On August 19, 2009, the Court dismissed portions of claims two, three, four, and five as procedurally defaulted, and the remainder of petitioner's claims on the merits.
When a claim has been denied on the merits, a certificate of appealability may issue only if the petitioner "has made a substantial showing of the denial of a constitutional right." 28 U.S.C. § 2253(c)(2). This standard is a codification of Barefoot v. Estelle, 463 U.S. 880 (1983). Slack v. McDaniel, 529 U.S. 473 (2000). To make a substantial showing of the denial of a constitutional right, a petitioner must show
that reasonable jurists could debate whether (or, for that matter, agree that) the petition should have been resolved in a different manner or that the issues presented were "`adequate to deserve encouragement to proceed further.'" Barefoot, 463 U.S., at 893, and n. 4. . . .Id.
Where the Court dismisses a claim on procedural grounds, a certificate of appealability
should issue when the prisoner shows, at least, that jurists of reason would find it debatable whether the petition states a valid claim of the denial of a constitutional right and that jurists of reason would find it debatable whether the district court was correct in its procedural ruling.Slack v. McDaniel, supra, 529 U.S. at 1595. Thus, there are two components to determining whether a certificate of appealability should issue when a claim is dismissed on procedural grounds: "one directed at the underlying constitutional claims and one directed at the district court's procedural holding." The court may first "resolve the issue whose answer is more apparent from the record and arguments." Id.
Petitioner has failed to establish that either that reasonable jurists would debate whether petitioner's claims should have been resolved differently or whether the Court was correct in its dismissal of petitioner's claims as procedurally defaulted. Petitioner's request for a certificate of appealability therefore is DENIED.
Petitioner's request for a certificate of appealability likewise is DENIED. Pursuant to 28 U.S.C. § 1915(a)(3), an appeal may not be taken in forma pauperis if the appeal is not taken in good faith. Federal Rule of Appellate Procedure 24 also provides:
A party who was permitted to proceed in forma pauperis in the district-court action, or who was determined to be financially unable to obtain an adequate defense in a criminal case, may proceed on appeal in forma pauperis without further authorization, unless:
(A) the district court — before or after the notice of appeal is filed — certifies that the appeal is not taken in good faith[.]
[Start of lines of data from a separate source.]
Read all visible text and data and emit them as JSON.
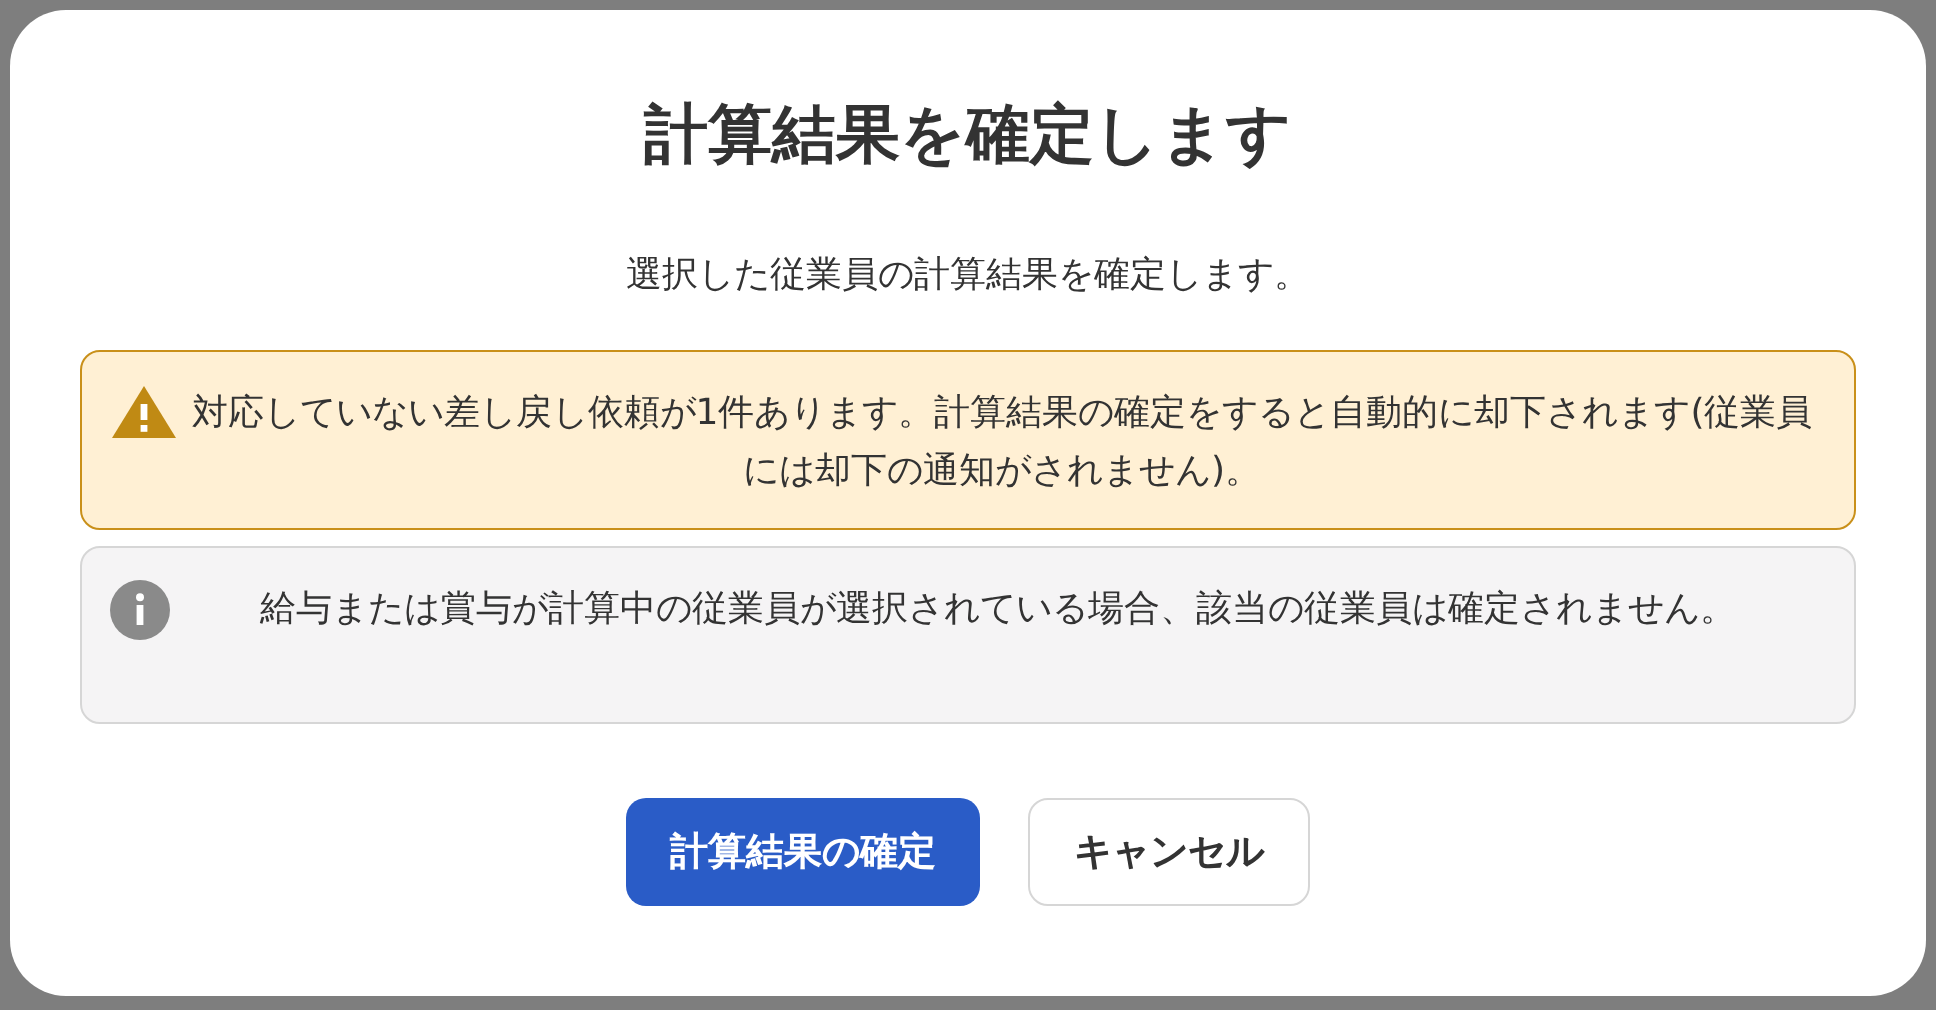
{
  "dialog": {
    "title": "計算結果を確定します",
    "message": "選択した従業員の計算結果を確定します。",
    "alerts": [
      {
        "kind": "warning",
        "text": "対応していない差し戻し依頼が1件あります。計算結果の確定をすると自動的に却下されます(従業員には却下の通知がされません)。"
      },
      {
        "kind": "info",
        "text": "給与または賞与が計算中の従業員が選択されている場合、該当の従業員は確定されません。"
      }
    ],
    "buttons": [
      {
        "kind": "primary",
        "label": "計算結果の確定"
      },
      {
        "kind": "secondary",
        "label": "キャンセル"
      }
    ]
  }
}
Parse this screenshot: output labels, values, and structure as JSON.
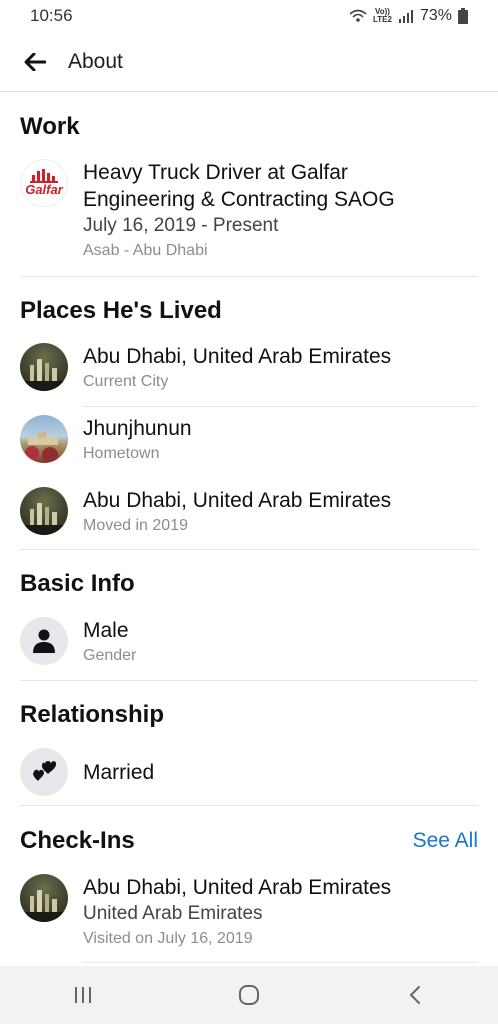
{
  "status_bar": {
    "time": "10:56",
    "network_top": "Vo))",
    "network_bottom": "LTE2",
    "battery": "73%"
  },
  "header": {
    "title": "About"
  },
  "work": {
    "title": "Work",
    "company_logo_text": "Galfar",
    "job": "Heavy Truck Driver at Galfar Engineering & Contracting SAOG",
    "dates": "July 16, 2019 - Present",
    "location": "Asab - Abu Dhabi"
  },
  "places": {
    "title": "Places He's Lived",
    "items": [
      {
        "name": "Abu Dhabi, United Arab Emirates",
        "detail": "Current City"
      },
      {
        "name": "Jhunjhunun",
        "detail": "Hometown"
      },
      {
        "name": "Abu Dhabi, United Arab Emirates",
        "detail": "Moved in 2019"
      }
    ]
  },
  "basic_info": {
    "title": "Basic Info",
    "value": "Male",
    "label": "Gender"
  },
  "relationship": {
    "title": "Relationship",
    "value": "Married"
  },
  "checkins": {
    "title": "Check-Ins",
    "see_all": "See All",
    "item": {
      "name": "Abu Dhabi, United Arab Emirates",
      "country": "United Arab Emirates",
      "visited": "Visited on July 16, 2019"
    }
  },
  "colors": {
    "link": "#1877c9",
    "logo_red": "#d0202e"
  }
}
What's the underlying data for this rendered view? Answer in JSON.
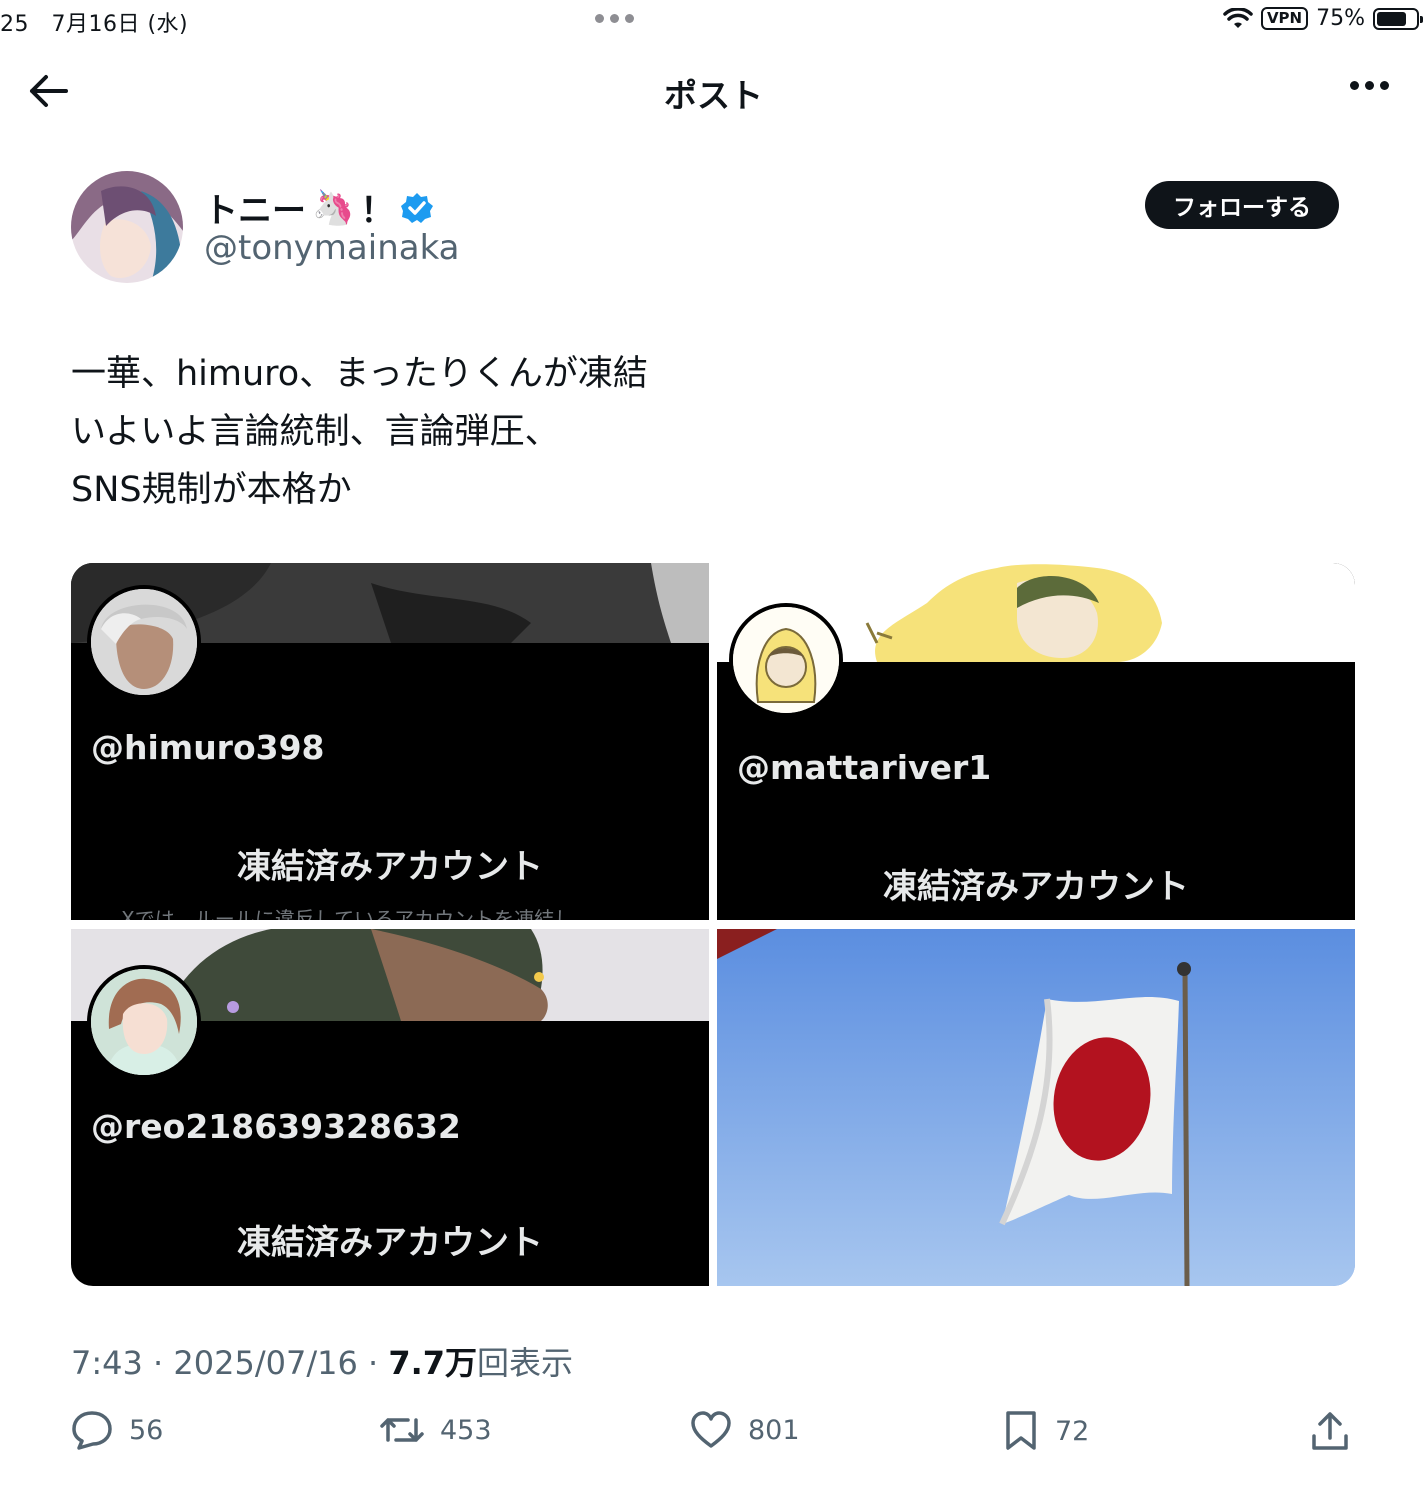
{
  "status_bar": {
    "time": "25　7月16日 (水)",
    "vpn": "VPN",
    "battery": "75%",
    "battery_level": 0.75
  },
  "nav": {
    "title": "ポスト"
  },
  "author": {
    "display_name": "トニー",
    "emoji": "🦄",
    "suffix": "！",
    "handle": "@tonymainaka",
    "follow_label": "フォローする"
  },
  "post": {
    "lines": [
      "一華、himuro、まったりくんが凍結",
      "いよいよ言論統制、言論弾圧、",
      "SNS規制が本格か"
    ]
  },
  "media": [
    {
      "handle": "@himuro398",
      "label": "凍結済みアカウント",
      "subtext": "Xでは、ルールに違反しているアカウントを凍結し"
    },
    {
      "handle": "@mattariver1",
      "label": "凍結済みアカウント"
    },
    {
      "handle": "@reo218639328632",
      "label": "凍結済みアカウント"
    }
  ],
  "meta": {
    "time": "7:43",
    "sep": " · ",
    "date": "2025/07/16",
    "views_count": "7.7万",
    "views_label": "回表示"
  },
  "actions": {
    "replies": "56",
    "reposts": "453",
    "likes": "801",
    "bookmarks": "72"
  },
  "colors": {
    "text": "#0f1419",
    "secondary": "#536471",
    "verified": "#1d9bf0",
    "sky": "#6d9ee6",
    "flag_red": "#b3121f"
  }
}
Fed.R.App.P. 24(a)(3)(A). In addressing this standard, another court has explained:
The good faith standard is an objective one. Coppedge v. United States, 369 U.S. 438, 445, 82 S.Ct. 917, 8 L.Ed.2d 21 (1962). An appeal is not taken in good faith if the issue presented is frivolous. Id. Accordingly, it would be inconsistent for a district court to determine that a complaint is too frivolous to be served, yet has sufficient merit to support an appeal in forma pauperis. See Williams v. Kullman, 722 F.2d 1048, 1050 n. 1 (2d Cir. 1983).Frazier v. Hesson, 40 F.Supp.2d 957, 967 (W.D. Tenn. 1999). However,
[t]he standard governing the issuance of a certificate of appealability is more demanding than the standard for determining whether an appeal is in good faith. U.S. v. Cahill-Masching, 2002 WL 15701, *3 (N.D.Ill. Jan. 4, 2002). "[T]o determine that an appeal is in good faith, a court need only find that a reasonable person could suppose that the appeal has some merit." Walker v. O'Brien, 216 F.3d 626, 631 (7th Cir. 2000).Penny v. Booker, No. 05-70147, 2006 WL 2008523 (E.D. Michigan, July 17, 2006).
The Court certifies pursuant to 28 U.S.C. § 1915(a)(3) that the appeal is not in good faith. Therefore, petitioner's request to proceed in forma pauperis on appeal, Doc. No. 32, as well as his request for a certificate of appealability, Doc. No. 35, are DENIED. IT IS SO ORDERED.